Things I Will Miss About Tanda Tula




Sadly this is our last day at Tanda Tula in the Timbavati Game Reserve. We have one last game drive this afternoon, a farewell dinner, one last night in out cozy bed kept warm by the electric heating pad in our lovely tent and one last waking by our friend with the tea tray in the morning. This has been a magical place.

Here are just a some of the things I will miss in no particular order:

Being surprised by a troop of elephants coming to drink at the watering hole right in front of the pool while I enjoy an afternoon tea.

Riding up high in the back row of our Land Rover as our game ranger, Foreman pulls off the dirt road to traverse the bush in search of the baby leopard snuggling with her beautiful Mama.

The warmth and generosity of the staff with fantastic names like, Smiling – the barman, Happiness & Pinky- servers, and Scotch a ranger.

Enjoying Chef Ryan’s yummy creations too many times a day, especially the duck, the mushroom tart and all the many salads at lunch everyday.

Taking the morning walk after breakfast with Foreman teaching us about animal tracks and poop and being below eye level of the elephants as they traverse behind us at a safe enough distance.

Meeting so many friendly people from all over the world and sharing the excitement of seeing this beautiful part of the world together.

Sitting at the edge of the outdoor lodge overlooking the dry river bed as a perfect breeze blows sweetly through the trees and I watch the antelope grazing.

Spending so much time with Russ sharing all the magic of being so close to God’s gorgeous creations.

Goodbye Leopard Hills, Hello Tanda Tula



This morning we went on out last game drive at Leopard Hills before setting off for our tented Safari Camp.

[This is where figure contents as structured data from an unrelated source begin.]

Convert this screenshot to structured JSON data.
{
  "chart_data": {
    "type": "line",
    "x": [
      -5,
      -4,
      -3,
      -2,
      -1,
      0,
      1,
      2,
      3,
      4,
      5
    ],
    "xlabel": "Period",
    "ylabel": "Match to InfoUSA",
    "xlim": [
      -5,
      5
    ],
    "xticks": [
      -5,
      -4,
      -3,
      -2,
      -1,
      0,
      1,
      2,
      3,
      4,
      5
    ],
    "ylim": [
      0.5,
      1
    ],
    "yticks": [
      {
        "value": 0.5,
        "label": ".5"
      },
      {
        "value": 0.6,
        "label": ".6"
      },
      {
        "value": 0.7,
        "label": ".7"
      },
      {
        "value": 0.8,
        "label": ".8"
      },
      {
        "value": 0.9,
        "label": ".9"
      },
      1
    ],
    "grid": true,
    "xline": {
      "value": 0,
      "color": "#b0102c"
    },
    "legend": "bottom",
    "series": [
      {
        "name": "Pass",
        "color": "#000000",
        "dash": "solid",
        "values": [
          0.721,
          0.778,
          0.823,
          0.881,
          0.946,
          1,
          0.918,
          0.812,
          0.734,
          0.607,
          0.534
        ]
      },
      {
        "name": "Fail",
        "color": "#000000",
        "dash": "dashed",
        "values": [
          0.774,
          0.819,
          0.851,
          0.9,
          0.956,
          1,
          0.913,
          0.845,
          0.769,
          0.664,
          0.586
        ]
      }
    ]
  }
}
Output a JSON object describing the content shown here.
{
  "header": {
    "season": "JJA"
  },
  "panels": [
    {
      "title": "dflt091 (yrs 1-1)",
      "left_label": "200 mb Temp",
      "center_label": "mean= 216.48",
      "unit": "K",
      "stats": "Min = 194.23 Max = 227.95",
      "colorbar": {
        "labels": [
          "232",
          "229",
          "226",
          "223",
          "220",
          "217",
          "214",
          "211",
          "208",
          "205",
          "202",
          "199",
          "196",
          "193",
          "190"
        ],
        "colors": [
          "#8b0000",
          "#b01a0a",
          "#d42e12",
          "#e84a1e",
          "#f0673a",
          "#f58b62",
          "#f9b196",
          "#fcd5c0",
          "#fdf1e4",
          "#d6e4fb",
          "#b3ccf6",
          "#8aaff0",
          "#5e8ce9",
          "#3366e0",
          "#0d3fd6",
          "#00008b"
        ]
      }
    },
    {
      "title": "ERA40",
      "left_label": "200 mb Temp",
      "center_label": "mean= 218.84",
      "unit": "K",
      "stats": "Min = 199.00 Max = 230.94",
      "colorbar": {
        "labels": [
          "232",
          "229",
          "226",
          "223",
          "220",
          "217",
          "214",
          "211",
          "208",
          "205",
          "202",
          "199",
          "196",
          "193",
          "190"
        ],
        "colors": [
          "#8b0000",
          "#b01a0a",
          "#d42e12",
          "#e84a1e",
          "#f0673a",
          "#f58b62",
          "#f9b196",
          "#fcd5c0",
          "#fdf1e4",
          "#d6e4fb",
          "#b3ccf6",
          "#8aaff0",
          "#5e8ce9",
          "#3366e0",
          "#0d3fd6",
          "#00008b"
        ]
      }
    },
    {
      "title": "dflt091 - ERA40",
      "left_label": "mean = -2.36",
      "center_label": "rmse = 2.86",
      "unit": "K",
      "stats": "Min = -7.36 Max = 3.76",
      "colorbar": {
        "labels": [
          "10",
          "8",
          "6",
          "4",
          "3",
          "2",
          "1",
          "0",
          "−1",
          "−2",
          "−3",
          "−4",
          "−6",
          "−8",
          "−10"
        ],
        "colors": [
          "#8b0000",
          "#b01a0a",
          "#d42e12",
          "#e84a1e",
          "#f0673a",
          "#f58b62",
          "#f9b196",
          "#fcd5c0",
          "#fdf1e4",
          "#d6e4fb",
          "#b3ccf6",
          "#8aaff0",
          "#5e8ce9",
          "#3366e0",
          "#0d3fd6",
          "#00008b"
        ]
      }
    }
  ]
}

We had our regular gang and were joined by the Honeymooners, an Italian and half Brit half Brazilian who had just married on Saturday and arrived at camp yesterday afternoon without their luggage.

Our drive was incredible. We set out to find rhino which involved following fresh tracks that circled and crossed and eventually led us into the bush where we found two adults and a three year old. Before we found the rhino we happened upon a fresh kill. Skip to the next paragraph if you can’t handle this section. Yesterday we saw two female lions who had blood on them. Hugo, our guide said that he heard on the radio that the lions had wounded a zebra, but had lost it before they could bring it down. That left the zebra vulnerable to the hyenas it met this morning. When we found them two female hyenas were making short work of their new meal while a young male skulked around trying to get a bite. Hyenas have the most powerful jaws and were incredibly efficient butchers.

This paragraph is about sex so if you are under 18 close your eyes. After the rhino find we tracked a male a male leopard where the female was busy trying to get the male to give her what she wanted. In the leopard world the female has to bug the male into taking care of business. After a few failed amorous attempts the male leopard finally jumped on top gave a half a second push, bit her neck and fell off. Uneventful would be my best description. We learned that the female works at him multiple times to try and have a baby and have no need for him for a few months.

After have our morning coffee in the bush we were back to camp for another fabulous breakfast over looking the Savannah. A quick shower and we had to leave our glamourous oasis for our trip to our new camp.

We moved from the Sabi Sands preserve to the Timbavati. Instead of the Ritz Carlton like accommodations we are staying in a tented camp. that means we have a permanent tent with a real bathroom. We got here just in time for a delicious lunch of salads and fruit and the kind of things I need to eat. We have half an hour before we are out on our first game drive here. I am looking forward to seeing the difference. So far one thing is similar, it is the friendliness of all the South African people we have met. You need to come to this country to see the animals, but you will come back because of the people.